As we grow older, our time with our parents becomes more limited. Work, busy schedules, travels, and relationships with friends and significant others get in the way of the time we spend together, which is why I believe that at some point in our adult lives we should take the time to travel with our parents. Since travel is an important aspect of my life and now my career, I am often on the road, but due to different and conflicting schedules, my family and I rarely get to travel together and up until recently that was okay in my mind. I had plenty of travel memories with them from the past, but after a trip to Italy together in May 2014, I found myself wanting to travel more with my family, especially my parents.
I realized that the way I travel now is completely different than the way I traveled with my parents as a child, and I think that I was nervous to mix the two for a while. But, after those trips, I found it was easier to travel with each other than I had previously remembered, partially because we could take care of each other, rather than relying on our parents to take care of us as they did when we were children. At this age, I no longer see them as the authority figures in my life, but instead as my confidants, companions, and biggest supporters. It completely switched up the dynamics and changed the way we traveled together.
Last week, I had the opportunity to travel throughout Provence with my mom on a Viking River Cruise and the experience opened my eyes and made me even more grateful that I was able to share the trip with her. While I was so excited for our time in Europe together, I was also a bit nervous. Even though we have a strong relationship and she’s one of my best friends, we were going to be traveling together for ten days, just the two of us. We hadn’t spent that much time together in a very long time, so although I was looking forward to the trip, I was curious how traveling with her for so long would be.
Before arriving in France for the cruise, we arrived in Amsterdam and immediately met up with my friend Jade, who I hadn’t seen since our time together in Africa. Jade is living in Amsterdam and during our day-long layover, my mom and I were able to meet up with her and her mom, who was in town from Sydney. Getting to introduce my mom to a friend I had met on the road was a special experience, and it was equally nice to be able to meet Jade’s mom.
To see Jade and her mom traveling together, while I was traveling with my mom, made me happy and gain the realization that more of us should be traveling with our parents, especially while we can. These memories that we are able to make together are some of the best we’ve ever had and ones I know will continue to stay with me for the rest of my life. Maybe we spent our younger days yearning for time apart, but from what I’ve come to understand, those of us who do travel with our parents, especially in our thirties, find it rewarding and rejuvenating for our relationship with our parents.
From Amsterdam, we made our way to France and onto the Viking Buri, which would take us from Avignon to Lyon. We had seven days together in close quarters and plenty of activities together that I knew would help deepen our relationship. What I loved most about sharing this travel experience was watching my mom in a different environment and role than the one she normally plays. Traveling opens up opportunities for new learning experiences and watching my mom learn a new skill or craft allowed me to see her in a new light, more as a child and less as a parent.

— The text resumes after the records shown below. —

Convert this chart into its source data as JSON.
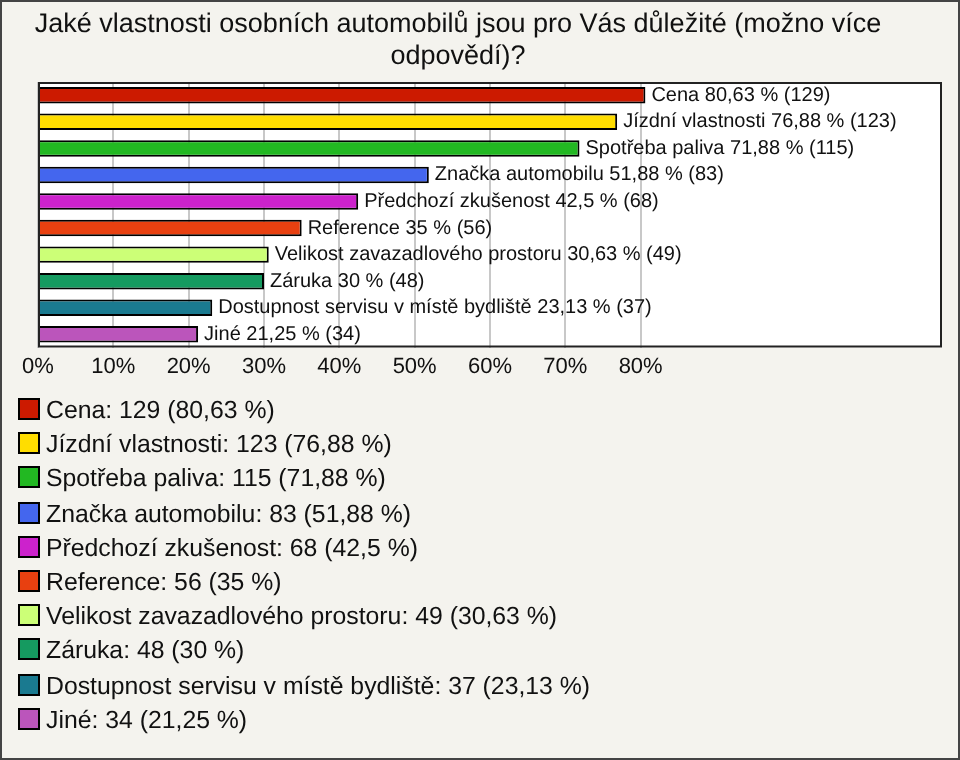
{
  "chart_data": {
    "type": "bar",
    "orientation": "horizontal",
    "title": "Jaké vlastnosti osobních automobilů jsou pro Vás důležité (možno více odpovědí)?",
    "categories": [
      null,
      null,
      null,
      null,
      null,
      null,
      null,
      null,
      null,
      null
    ],
    "values": [
      80.63,
      76.88,
      71.88,
      51.88,
      42.5,
      35,
      30.63,
      30,
      23.13,
      21.25
    ],
    "colors": [
      "#cc1a00",
      "#ffdd00",
      "#22b822",
      "#4466ee",
      "#cc22cc",
      "#e84010",
      "#ccff77",
      "#159a60",
      "#1a7a90",
      "#bb55bb"
    ],
    "value_labels": [
      "Cena 80,63 % (129)",
      "Jízdní vlastnosti 76,88 % (123)",
      "Spotřeba paliva 71,88 % (115)",
      "Značka automobilu 51,88 % (83)",
      "Předchozí zkušenost 42,5 % (68)",
      "Reference 35 % (56)",
      "Velikost zavazadlového prostoru 30,63 % (49)",
      "Záruka 30 % (48)",
      "Dostupnost servisu v místě bydliště 23,13 % (37)",
      "Jiné 21,25 % (34)"
    ],
    "xlim": [
      0,
      120
    ],
    "xticks": [
      {
        "value": 0,
        "label": "0%"
      },
      {
        "value": 10,
        "label": "10%"
      },
      {
        "value": 20,
        "label": "20%"
      },
      {
        "value": 30,
        "label": "30%"
      },
      {
        "value": 40,
        "label": "40%"
      },
      {
        "value": 50,
        "label": "50%"
      },
      {
        "value": 60,
        "label": "60%"
      },
      {
        "value": 70,
        "label": "70%"
      },
      {
        "value": 80,
        "label": "80%"
      }
    ],
    "grid": "x",
    "tick_labels": "x",
    "annotations": [
      "Cena: 129 (80,63 %)",
      "Jízdní vlastnosti: 123 (76,88 %)",
      "Spotřeba paliva: 115 (71,88 %)",
      "Značka automobilu: 83 (51,88 %)",
      "Předchozí zkušenost: 68 (42,5 %)",
      "Reference: 56 (35 %)",
      "Velikost zavazadlového prostoru: 49 (30,63 %)",
      "Záruka: 48 (30 %)",
      "Dostupnost servisu v místě bydliště: 37 (23,13 %)",
      "Jiné: 34 (21,25 %)"
    ]
  }
}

My mom is always in the kitchen, but baking is out of her comfort zone and it was fun for me to see her learning something new in the kitchen. I also enjoyed baking side by side with her, especially because I was better at things than she expected me to be, which turned it into a bit of fun competition.
Aside from our time together, because we were traveling on a cruise, it also allowed us opportunities to have time apart. Sometimes we would take separate excursions and other times we would split up in the early morning or before dinner to give each other some space, even though we probably didn’t need it. During this time, we were able to make new friends, and I was so impressed with the amount of friends my mom made. I’ve always known her to be a social butterfly, but I was able to see it even more so during this trip. Seeing my mom create new friendships was exciting and really fun to watch, plus I even made a few new friends because of her.

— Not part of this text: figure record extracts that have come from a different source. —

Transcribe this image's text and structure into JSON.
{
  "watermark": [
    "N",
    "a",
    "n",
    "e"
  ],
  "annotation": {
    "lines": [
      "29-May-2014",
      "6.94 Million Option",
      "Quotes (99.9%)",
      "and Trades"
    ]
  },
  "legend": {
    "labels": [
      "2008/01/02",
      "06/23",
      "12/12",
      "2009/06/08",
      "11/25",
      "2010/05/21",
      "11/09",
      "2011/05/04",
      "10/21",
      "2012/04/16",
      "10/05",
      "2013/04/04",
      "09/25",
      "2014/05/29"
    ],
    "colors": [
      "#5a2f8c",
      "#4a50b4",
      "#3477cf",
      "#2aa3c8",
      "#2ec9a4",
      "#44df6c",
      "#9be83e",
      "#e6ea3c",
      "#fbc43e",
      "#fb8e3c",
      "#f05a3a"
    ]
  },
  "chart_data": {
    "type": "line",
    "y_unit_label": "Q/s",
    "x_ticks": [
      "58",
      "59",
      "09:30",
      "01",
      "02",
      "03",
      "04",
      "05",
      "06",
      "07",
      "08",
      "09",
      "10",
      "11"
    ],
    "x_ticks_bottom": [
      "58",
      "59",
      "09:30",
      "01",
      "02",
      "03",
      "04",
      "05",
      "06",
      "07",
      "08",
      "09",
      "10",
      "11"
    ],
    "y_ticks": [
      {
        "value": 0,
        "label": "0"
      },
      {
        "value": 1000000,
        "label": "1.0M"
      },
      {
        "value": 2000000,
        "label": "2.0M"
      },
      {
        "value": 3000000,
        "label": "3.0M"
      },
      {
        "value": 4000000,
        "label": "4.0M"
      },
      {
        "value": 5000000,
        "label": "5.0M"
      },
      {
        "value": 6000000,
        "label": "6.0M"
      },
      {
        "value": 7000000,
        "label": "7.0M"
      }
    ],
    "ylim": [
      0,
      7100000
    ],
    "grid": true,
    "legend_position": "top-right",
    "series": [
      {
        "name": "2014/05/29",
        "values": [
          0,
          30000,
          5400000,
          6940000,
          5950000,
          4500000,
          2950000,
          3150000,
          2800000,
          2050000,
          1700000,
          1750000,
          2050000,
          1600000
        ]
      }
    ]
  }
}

On the boat, there were so many occasions where we could let loose and just be ourselves. There were no roles for us to play and we were just able to enjoy the time we had together, more as friends than mother and daughter. Whether we were exploring the towns in Provence, drinking rosé, or dancing on the boat, I got to see my mom in a new way, and I think that was the best part of traveling with her.
Parting at the end of the trip was the hardest part, as I continued my journey throughout Europe and she was headed home and back to work. We had looked forward to the trip for so long and it was hard to part ways, especially because the trip had gone better than we both had expected. I thought a week together would be too long, but it turned out that it wasn’t long enough for all the time I wanted to spend with her and the memories I wanted to share.
The biggest lesson I learned was that if you travel with your parents, especially as you both get older, it can only help strengthen your relationship and deepen the bond you have. I’ve always been grateful for my mom, but this trip made me see her as a person more than just my mom and appreciate how lucky I am to have someone so wonderful as a major factor in my world. I hope that we’ll have many more travels ahead of us in the future.